Professor’s Composition Wins Award Nomination
Inspiration surrounds Joe L. Alexander.
It can come from a bird call, a waterfall, or a walk in the park. In the case of Alexander’s latest creation, “Arkansas Vignettes,” the Mississippi Women’s University music professor discovered all of these pieces during walks in Arkansas state parks and then turned that inspiration into a piece of classical music that shares his outdoor experiences. with the others.
“Nature played a big part in shaping the vignettes,” said Alexander, who started walking the parks in fall 2020. “Several of the rooms have bird calls and one has a waterfall. The title of each vignette refers to a state park or national park in Arkansas.”
The Mississippi Institute of Arts and Humanities (MIAL) recently recognized “Arkansas Vignettes” for nomination in the Classical Music Composition category. The nomination is the first for Alexandre.
Alexander said he tried to use the songs of birds he heard on his walks as melodies. There are four or five birdsong in the room. He said he then applied typical compositional techniques to expand and expand the movements.
Alexander began composing “Arkansas Vignettes” in February 2021, around the same time he became interested in the cries of birds he heard on his walks. The Bantam Winds trio performed “Arkansas Vignettes” virtually for its premiere at the Festival Internacional de Música de Campina Grande on July 8, 2021.
Alexander said he met two of the Bantam Winds members, oboist Kristin Leitterman and horn teacher Juli Buxbaum, at W’s Music by Women Festival. In 2020, clarinetist Erin Cameron joined the faculty at Arkansas State University and the trio was formed.
Alexander said he sent the individual moves to the members of Bantam Winds as he completed them, and then the band read them. He said the trio members only made articulation/dynamic suggestions afterward.

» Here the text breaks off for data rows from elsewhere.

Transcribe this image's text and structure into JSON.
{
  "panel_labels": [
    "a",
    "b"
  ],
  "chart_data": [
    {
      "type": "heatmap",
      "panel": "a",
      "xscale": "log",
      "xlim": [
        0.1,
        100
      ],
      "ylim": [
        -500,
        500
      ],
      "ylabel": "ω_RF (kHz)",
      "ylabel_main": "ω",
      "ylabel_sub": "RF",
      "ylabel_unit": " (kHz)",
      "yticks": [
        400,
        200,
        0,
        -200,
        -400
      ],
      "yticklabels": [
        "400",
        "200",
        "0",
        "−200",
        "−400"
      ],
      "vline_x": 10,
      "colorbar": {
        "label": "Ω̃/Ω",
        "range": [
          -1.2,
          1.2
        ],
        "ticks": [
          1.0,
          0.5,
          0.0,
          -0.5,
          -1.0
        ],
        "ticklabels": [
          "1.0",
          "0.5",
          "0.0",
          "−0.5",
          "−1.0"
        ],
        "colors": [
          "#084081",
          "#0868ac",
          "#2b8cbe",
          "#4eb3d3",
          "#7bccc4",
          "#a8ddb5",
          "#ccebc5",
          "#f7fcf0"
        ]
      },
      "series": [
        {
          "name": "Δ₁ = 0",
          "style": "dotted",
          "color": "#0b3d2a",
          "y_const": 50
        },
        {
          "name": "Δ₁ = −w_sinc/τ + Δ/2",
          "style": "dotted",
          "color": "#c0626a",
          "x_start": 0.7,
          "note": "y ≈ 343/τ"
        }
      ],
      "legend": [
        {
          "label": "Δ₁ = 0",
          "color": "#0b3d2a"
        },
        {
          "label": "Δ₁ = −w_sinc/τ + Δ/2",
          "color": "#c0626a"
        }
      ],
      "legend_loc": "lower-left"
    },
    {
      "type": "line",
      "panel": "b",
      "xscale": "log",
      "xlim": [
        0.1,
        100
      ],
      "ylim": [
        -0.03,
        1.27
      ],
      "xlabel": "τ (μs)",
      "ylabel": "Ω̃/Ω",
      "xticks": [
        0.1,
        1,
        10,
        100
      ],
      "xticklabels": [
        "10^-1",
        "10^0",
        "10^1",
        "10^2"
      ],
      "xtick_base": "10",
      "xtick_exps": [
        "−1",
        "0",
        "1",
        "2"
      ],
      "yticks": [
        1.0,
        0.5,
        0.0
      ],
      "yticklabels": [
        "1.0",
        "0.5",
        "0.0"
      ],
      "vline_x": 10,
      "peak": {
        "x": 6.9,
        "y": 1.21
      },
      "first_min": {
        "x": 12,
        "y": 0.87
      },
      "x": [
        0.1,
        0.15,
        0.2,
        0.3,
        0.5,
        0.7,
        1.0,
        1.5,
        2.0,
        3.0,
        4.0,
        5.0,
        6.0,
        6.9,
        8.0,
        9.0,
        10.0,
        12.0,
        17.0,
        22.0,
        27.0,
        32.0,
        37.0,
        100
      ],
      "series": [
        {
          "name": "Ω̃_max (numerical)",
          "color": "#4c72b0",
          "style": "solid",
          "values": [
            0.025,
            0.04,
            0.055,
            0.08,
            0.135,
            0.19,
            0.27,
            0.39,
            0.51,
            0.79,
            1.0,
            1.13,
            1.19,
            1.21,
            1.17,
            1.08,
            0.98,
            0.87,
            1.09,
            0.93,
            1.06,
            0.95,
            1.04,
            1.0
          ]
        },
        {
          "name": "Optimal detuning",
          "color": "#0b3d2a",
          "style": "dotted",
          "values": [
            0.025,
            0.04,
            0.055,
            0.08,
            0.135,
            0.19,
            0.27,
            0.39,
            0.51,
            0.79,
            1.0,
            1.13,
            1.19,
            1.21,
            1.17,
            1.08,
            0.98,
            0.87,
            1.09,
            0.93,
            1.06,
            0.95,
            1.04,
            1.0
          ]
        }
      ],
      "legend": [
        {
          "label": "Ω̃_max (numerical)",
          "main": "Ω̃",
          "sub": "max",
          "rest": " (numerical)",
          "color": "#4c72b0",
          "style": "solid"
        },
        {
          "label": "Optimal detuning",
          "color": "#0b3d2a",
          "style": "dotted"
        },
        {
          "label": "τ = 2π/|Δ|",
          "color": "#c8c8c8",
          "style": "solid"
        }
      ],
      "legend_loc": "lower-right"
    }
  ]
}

Alexander said he researched each of the parks he visited and tried to figure out what the “main thing” was for each. He said he tried to create melodies that would be fun to play and listen to.
“Every time I create a piece, I consider it a game,” Alexander said. “I change the game for each play because I don’t want to ‘replay’ the same game over and over again. I’m not reinventing the wheel, but everyone is different. I consider who plays (level) and what audience the group will play.
Thomas Richardson, a Columbus native and graduate of The W’s MFA creative writing program, earned his first MIAL nomination in the poetry category for his book “How to Read: Poems.”
Winners will be announced June 11 at the annual awards banquet at the Mississippi Museum of Arts in Jackson.